After breaking through support at $1.3550 on Friday, the euro fell in Asian trading on Monday, touching its lowest since Nov. 25 at $1.35080. It later recovered some ground, and was 0.1 percent higher, back at the support level of $1.3550 in London trading.
The single currency has weakened this month as year-end factors such as euro zone banks repatriating assets fade, with speculation the ECB will act to loosen liquidity meaning that even a rise in overnight borrowing rates has failed to lift it.
“We think that (the) key driver of the recent euro underperformance is growing market expectations of ECB action to address the tightening money market conditions,” said Citi strategist Valentin Marinov.
Eonia, the euro zone overnight bank-to-bank lending rate, rose above 0.30 percent on Friday, more than the headline 0.25 percent rate that banks pay when they borrow at the ECB’s still unrestricted lending operations.
After the central bank’s January policy meeting, ECB President Mario Draghi said an “unwarranted” rise in the bank-to-bank lending rates that underpin euro zone borrowing costs would be one of the triggers for another rate cut or more drastic action.
One trader said the euro’s rise may squeeze out some short-sellers but that the single currency could then head lower again, potentially entering a technical downtrend.
Bullish sentiment towards the euro has moderated, with investors betting on a lower euro adding to their positions for four consecutive weeks, according to a report from Scotiabank.
“The market has been focusing on broad dollar strength against everything except the euro ... The euro was playing catch-up,” said Chris Turner, head of FX strategy at ING, referring to the euro’s overnight weakness.
Turner said he expects the euro to fall to $1.33 this week and to $1.20 by the end of the year against a strengthening dollar as the Federal Reserve cuts back its huge bond-buying programme and as euro zone residents begin to invest abroad.
Investors were left looking for direction, with little economic data due out of Europe, other than German December producer prices that were slightly above forecast. U.S. markets are closed on Monday for Martin Luther King day.
The dollar index was 0.1 percent lower at 81.11 and the greenback was 0.2 percent down against the yen at 104.1 yen after U.S. Treasury yields fell on Friday.
The Australian dollar got some relief after China’s annual economic growth in the final quarter of 2013 came in at 7.7 percent, down from 7.8 percent in the previous three months but slightly ahead of market expectations for growth of 7.6 percent.
“It’s not a particularly good number but there wasn’t any drop to levels below the 7.5 percent threshold,” said Satoshi Okagawa, senior global markets analyst for Sumitomo Mitsui Banking Corporation.

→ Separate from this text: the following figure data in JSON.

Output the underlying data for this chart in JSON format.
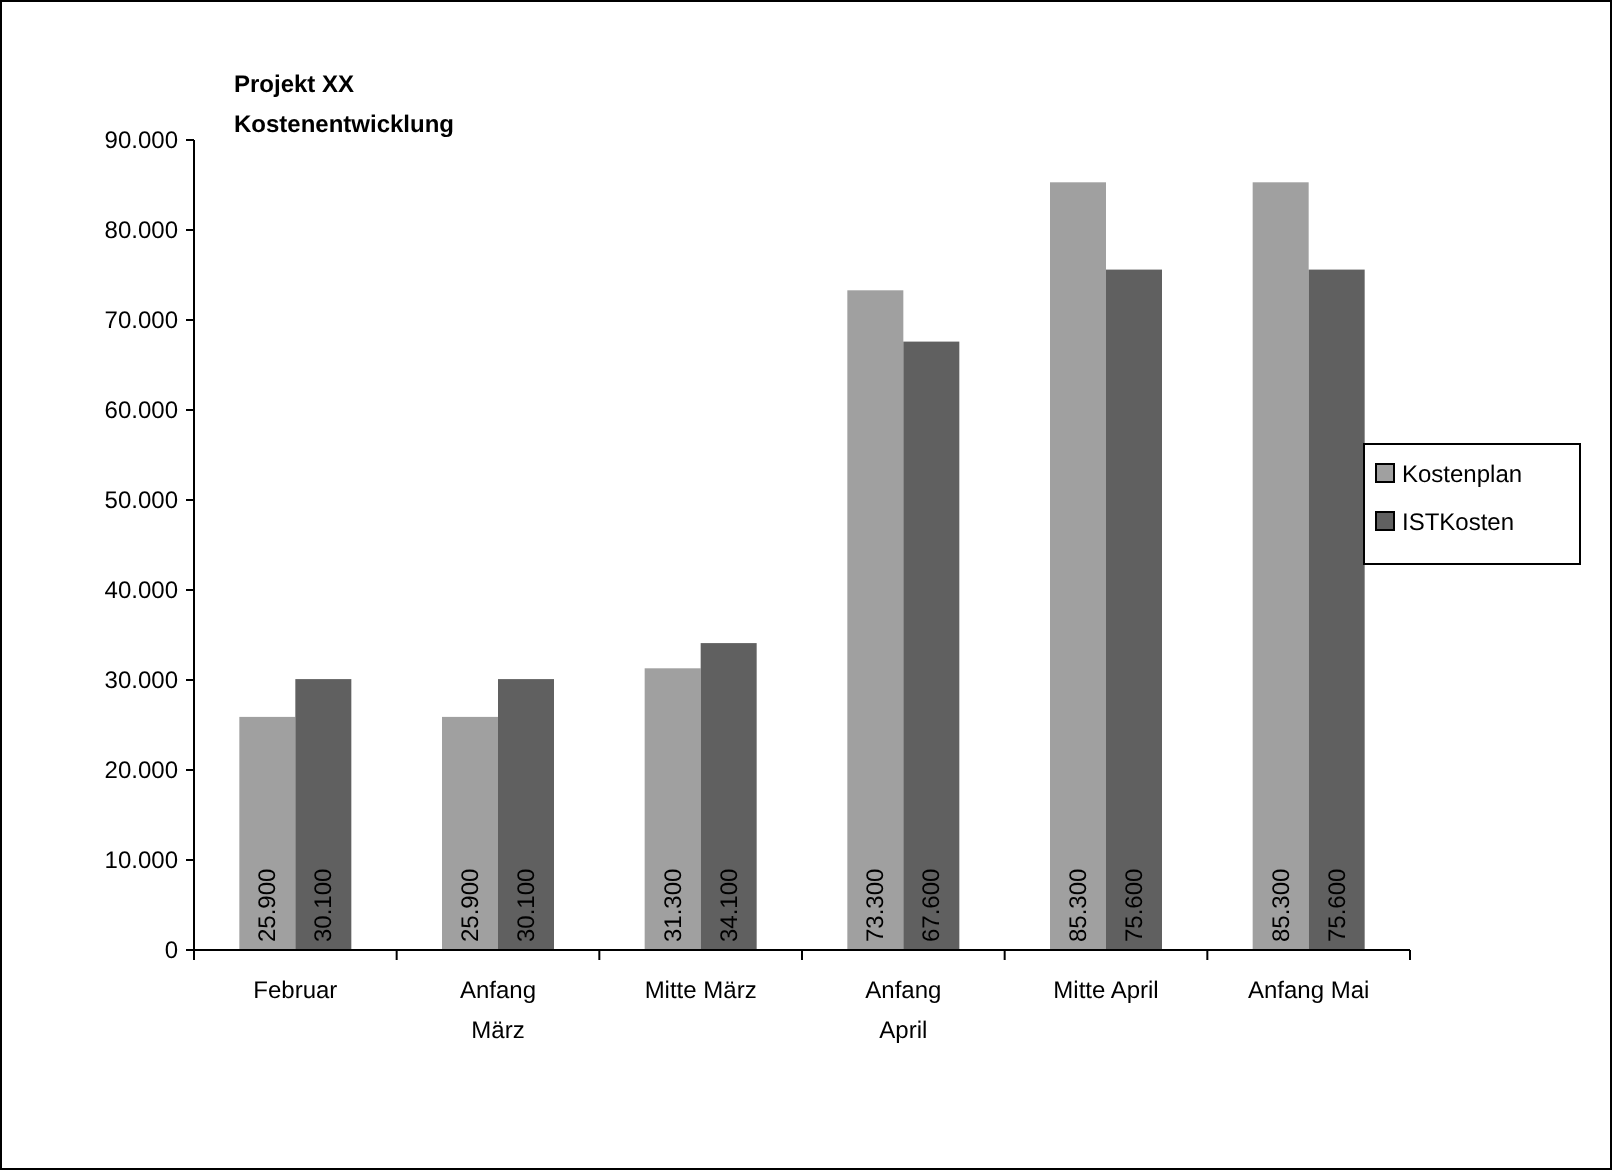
{
  "chart_data": {
    "type": "bar",
    "title": "Projekt XX",
    "subtitle": "Kostenentwicklung",
    "categories": [
      "Februar",
      "Anfang März",
      "Mitte März",
      "Anfang April",
      "Mitte April",
      "Anfang Mai"
    ],
    "series": [
      {
        "name": "Kostenplan",
        "color": "#a0a0a0",
        "values": [
          25900,
          25900,
          31300,
          73300,
          85300,
          85300
        ],
        "value_labels": [
          "25.900",
          "25.900",
          "31.300",
          "73.300",
          "85.300",
          "85.300"
        ]
      },
      {
        "name": "ISTKosten",
        "color": "#606060",
        "values": [
          30100,
          30100,
          34100,
          67600,
          75600,
          75600
        ],
        "value_labels": [
          "30.100",
          "30.100",
          "34.100",
          "67.600",
          "75.600",
          "75.600"
        ]
      }
    ],
    "ylim": [
      0,
      90000
    ],
    "yticks": [
      {
        "value": 0,
        "label": "0"
      },
      {
        "value": 10000,
        "label": "10.000"
      },
      {
        "value": 20000,
        "label": "20.000"
      },
      {
        "value": 30000,
        "label": "30.000"
      },
      {
        "value": 40000,
        "label": "40.000"
      },
      {
        "value": 50000,
        "label": "50.000"
      },
      {
        "value": 60000,
        "label": "60.000"
      },
      {
        "value": 70000,
        "label": "70.000"
      },
      {
        "value": 80000,
        "label": "80.000"
      },
      {
        "value": 90000,
        "label": "90.000"
      }
    ],
    "legend": "right"
  }
}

While the data might have spurred some short-covering in the Australian dollar, the impetus is unlikely to be strong enough to prompt traders to go long the currency, he added.
The Aussie gained 0.4 percent at $0.8812 after earlier falling to $0.8756, its lowest level in about 3 1/2 years, in the wake of weak jobs data last week.
Traders said the 87 U.S. cent area should provide good support, as it did in 2010, although a break could see it test $0.8600 in a hurry.
Kathleen Brooks, research director at Forex.com, pointed to rising inter-bank lending rates in China, a major export market for Australia.
“If we see another spike in rates as we lead up to Chinese New Year on Jan. 31, if this relationship holds, we may see (Chinese) stocks take another dip lower, which could weigh on the Aussie,” she said.